Nel silenzio che seguì, Lydia avvertì una fitta di stanchezza.
«Senti, ora basta. Non mi piace vederti così triste», disse Adil.
Lydia scosse il capo. «Non lo sono. È che a volte mi sento sola. Senza di loro, intendo».
«Capisco». Adil rifletté un attimo. «Forse abbiamo bisogno di qualche distrazione. Usciamo, andiamo a vedere un film o qualcosa del genere?».
Lydia trattenne il fiato mentre un ricordo del passato le bussava alla memoria. Una delle volte in cui lei e Alec avevano portato fuori le bambine. Poteva essere gradevole andarci di nuovo. Sarebbe stato come se l’avesse guardato apposta per loro.
«Che ne dici del circo cinese?», gli propose respirando a fondo.
«Se lo preferisci».
Sarebbe stato bello andarci con Adil. Era meno intimo e lei se ne sentiva attratta come un serpente che si alza al suono dello zufolo dell’incantatore. Che le avesse detto tutto oppure no, sentiva di non avere scelta. Quella non era la passione fisica che aveva condiviso con Jack, né la sicurezza che un tempo sembrava darle Alec.
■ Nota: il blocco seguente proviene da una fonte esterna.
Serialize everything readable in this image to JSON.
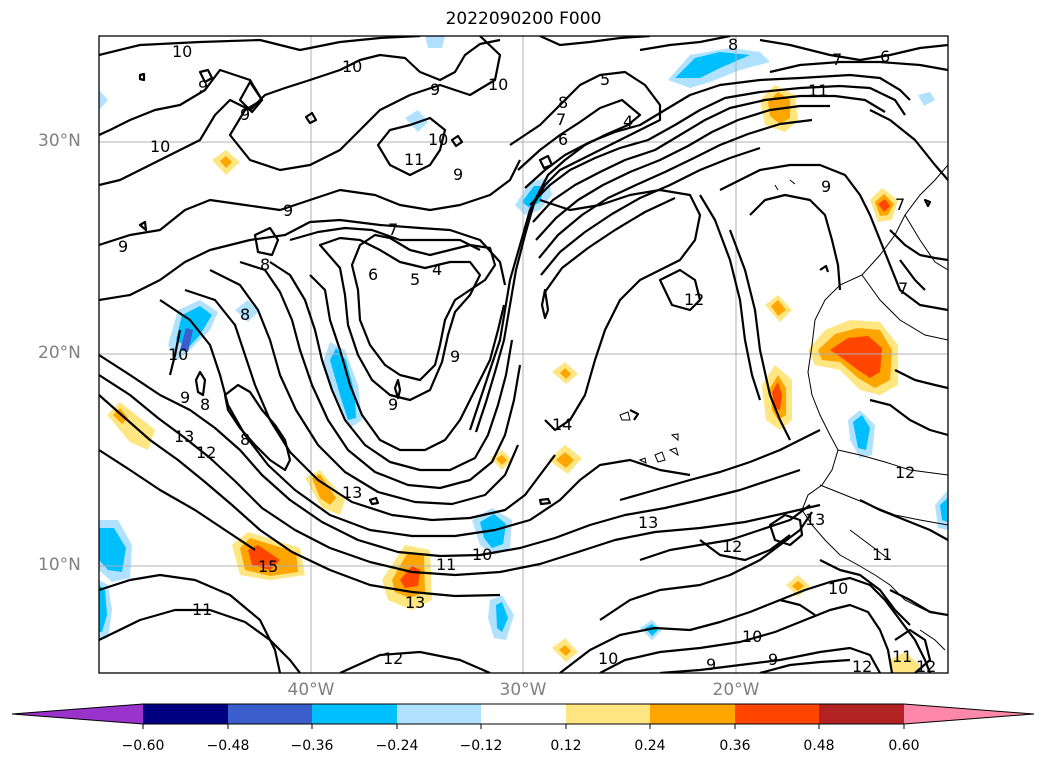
{
  "title": "2022090200 F000",
  "lat_labels": [
    "30°N",
    "20°N",
    "10°N"
  ],
  "lon_labels": [
    "40°W",
    "30°W",
    "20°W"
  ],
  "colorbar": {
    "ticks": [
      "−0.60",
      "−0.48",
      "−0.36",
      "−0.24",
      "−0.12",
      "0.12",
      "0.24",
      "0.36",
      "0.48",
      "0.60"
    ],
    "colors": [
      "#9933cc",
      "#000080",
      "#3a5fcd",
      "#00bfff",
      "#b0e2ff",
      "#ffffff",
      "#ffe680",
      "#ffa500",
      "#ff4500",
      "#b22222",
      "#ff88aa"
    ]
  },
  "contour_labels": [
    "10",
    "9",
    "9",
    "10",
    "9",
    "10",
    "5",
    "8",
    "7",
    "6",
    "4",
    "8",
    "7",
    "6",
    "11",
    "10",
    "9",
    "11",
    "10",
    "9",
    "7",
    "8",
    "9",
    "7",
    "6",
    "5",
    "4",
    "8",
    "10",
    "9",
    "8",
    "12",
    "9",
    "9",
    "8",
    "14",
    "13",
    "12",
    "13",
    "13",
    "15",
    "13",
    "11",
    "10",
    "11",
    "13",
    "12",
    "11",
    "10",
    "12",
    "10",
    "9",
    "9",
    "10",
    "12",
    "12",
    "11",
    "12",
    "9",
    "7"
  ]
}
Ancora non aveva un nome per quella cosa.
«Sono contenta di averti conosciuto nel corso di un’imboscata», gli disse raccogliendo la borsetta.
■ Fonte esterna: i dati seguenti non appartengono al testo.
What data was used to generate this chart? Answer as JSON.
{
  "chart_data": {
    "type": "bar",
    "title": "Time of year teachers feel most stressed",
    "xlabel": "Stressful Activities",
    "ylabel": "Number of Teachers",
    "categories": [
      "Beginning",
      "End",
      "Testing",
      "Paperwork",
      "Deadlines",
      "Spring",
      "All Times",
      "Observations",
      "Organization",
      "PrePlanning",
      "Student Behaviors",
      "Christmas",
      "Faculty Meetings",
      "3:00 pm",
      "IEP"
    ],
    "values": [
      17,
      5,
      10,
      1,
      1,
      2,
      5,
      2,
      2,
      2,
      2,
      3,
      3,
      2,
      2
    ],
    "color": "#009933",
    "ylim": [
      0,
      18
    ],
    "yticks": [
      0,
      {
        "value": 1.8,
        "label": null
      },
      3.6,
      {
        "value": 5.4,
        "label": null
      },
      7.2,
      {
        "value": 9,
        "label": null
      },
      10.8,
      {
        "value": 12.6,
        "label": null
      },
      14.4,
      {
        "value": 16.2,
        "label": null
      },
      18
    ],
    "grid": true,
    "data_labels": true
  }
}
Lui si accigliò. «Lo consiglieresti?»
«No. È solo che Alec e Jack li ho incontrati a delle feste, e guarda cos’è successo».
Adil era esotico e intenso come la Malesia stessa. Lydia gli si avvicinò e gli mise una mano sulla spalla, sentì i muscoli tendersi sotto il suo tocco, il profumo della pioggia ancora sui suoi capelli. L’uomo la cinse tra le braccia e le sorrise e lei si rese conto che ogni volta che lo faceva aveva l’impressione che la porta si stesse aprendo un po’ di più.
«Non sei arrabbiata?».
Lydia scosse il capo. «Non più».
A chi importava del ceto o del colore, adesso? Gettò un’occhiata alla vecchia Lydia, colse un barlume della donna che era stata un tempo. Quella che si preoccupava degli abiti eleganti, dei cocktail al tennis club, delle partite a bridge e di sbronzarsi. E, nonostante i dubbi, tutto ciò che importava in quel momento era stare con Adil e guardare la luna piena gettare ombre attraverso uno spiraglio tra le nuvole.